DUA PULUH ENAM

18.5K 2.6K 323
                                    

Jangan lupa vote dan komen, ya.

••••

Sebulan telah berlalu, akhirnya ketakutan yang selama ini membayangi pun terjadi. Keadaan Dipta semakin buruk, dia harus menjalani pengobatan secara rutin, Difya juga sudah melupakan banyak hal-hal besar di hidupnya. Terkadang, Difya seperti orang bodoh yang tidak tau apapun.

"Assalamualaikum."

"Waalaikumsalam, langsung ganti baju terus makan siang," kata Yoza pada Dipta dan Ditya.

"Siap bunda ratu," saut Ditya lalu naik ke atas.

Dipta tidak langsung naik, dia berhenti dan melihat Yoza yang tengah menyiapkan makan siang untuk mereka.

"Difya dimana, bunda?"

Yoza menoleh ke arah Dipta. "Ada di atas, mungkin tidur," jawab Yoza. "Ganti baju, mas. Bajunya masih di pake buat besok."

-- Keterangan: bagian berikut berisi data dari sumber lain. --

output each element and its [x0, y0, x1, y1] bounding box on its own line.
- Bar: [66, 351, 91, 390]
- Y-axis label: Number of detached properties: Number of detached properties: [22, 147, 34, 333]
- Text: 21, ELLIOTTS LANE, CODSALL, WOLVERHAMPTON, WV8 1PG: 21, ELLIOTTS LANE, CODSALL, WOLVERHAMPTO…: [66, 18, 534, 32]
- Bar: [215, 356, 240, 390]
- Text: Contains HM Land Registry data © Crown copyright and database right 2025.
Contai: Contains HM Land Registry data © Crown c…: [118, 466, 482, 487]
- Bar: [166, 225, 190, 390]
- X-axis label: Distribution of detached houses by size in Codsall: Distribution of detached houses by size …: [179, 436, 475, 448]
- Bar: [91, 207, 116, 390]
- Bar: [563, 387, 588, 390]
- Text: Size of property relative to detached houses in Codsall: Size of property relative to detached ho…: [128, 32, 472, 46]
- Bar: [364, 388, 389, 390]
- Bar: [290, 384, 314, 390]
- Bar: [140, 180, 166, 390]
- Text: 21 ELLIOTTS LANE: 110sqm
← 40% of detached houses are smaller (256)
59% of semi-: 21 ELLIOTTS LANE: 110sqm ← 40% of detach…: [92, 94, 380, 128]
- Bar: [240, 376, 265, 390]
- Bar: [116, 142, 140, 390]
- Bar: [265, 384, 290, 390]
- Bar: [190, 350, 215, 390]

Dipta berjalan mendekat, memeluk Yoza membuat aktivitas yang tengah di lakukan bundanya itu terhenti.

"Pusing bunda," keluh Dipta.

"Bisa naik ke atas? Atau langsung makan aja? Udah makan mas minum obat terus istirahat," kata Yoza.

"Ganti baju dulu, deh." Dipta melepaskan Yoza lalu mengecup pipi bundanya sebelum pergi ke kamarnya.

"Hati-hati."

Keadaan di atas, ternyata Ditya menghampiri Difya terlebih dahulu. Dia melihat adiknya tengah mendengarkan musik menggunakan earphone.

"Difya," panggil Ditya.

Gadis itu menoleh, segera melepas earphone nya lalu tersenyum. Dia memperhatikan Ditya yang masih lengkap dengan seragamnya.

"Lagi ngapain?" tanya Ditya.

"Dengarin lagu."

"Udah makan, gak?"

Gadis itu tersenyum. "Kamu kok bisa disini? Emang di bolehin sama bunda buat masuk ke kamar aku?" tanya Difya membuat Ditya terdiam.

"Difya lupa?" lirih Ditya.

Senyuman gadis itu masih setia terpatri. "Kamu anaknya teman ayah, ya?" tanya Difya membuat Ditya memejamkan matanya.

"Ini abang, Difya."

"Abang?" beo Difya.

Ditya mengangguk cepat. "Difya gak lupa, kan? Ini abang."

Difya terdiam menatap wajah suram Ditya. Dia merasa tidak mengenal remaja di hadapannya ini, namun dia juga tidak yakin.

"DIFYA!"

Tubuh gadis itu tersentak.

"Ini abang, jangan lupa. Kenapa harus lupa? KENAPA? GAK BOLEH LUPA, HARUSNYA GAK LUPA, DIFYA. ABANG SELALU ADA SETIAP HARI, KENAPA HARUS DI LUPAIN?"

"Maaf, bang," lirih Difya merasa takut.

Napas Ditya memburu, dia mengepalkan tangannya erat. Dadanya sakit, ini yang terparah. Jika akhir-akhir ini Difya memang semakin parah, tapi hari ini yang paling buruk. Difya melupakannya, dia lupa kakaknya sendiri dan Ditya belum siap dengan itu.

"Maaf," cicit Difya menahan tangis.

Ditya mendengkus kesal, berbalik dan berniat pergi, namun langkahnya terhenti melihat Dipta yang sudah berdiri di depan pintu.

"Ganti baju, bang," kata Dipta.

Ditya keluar dengan cepat, sedangkan Dipta berjalan mendekati Difya. Dia berjongkok di depan adiknya yang duduk di pinggir kasur.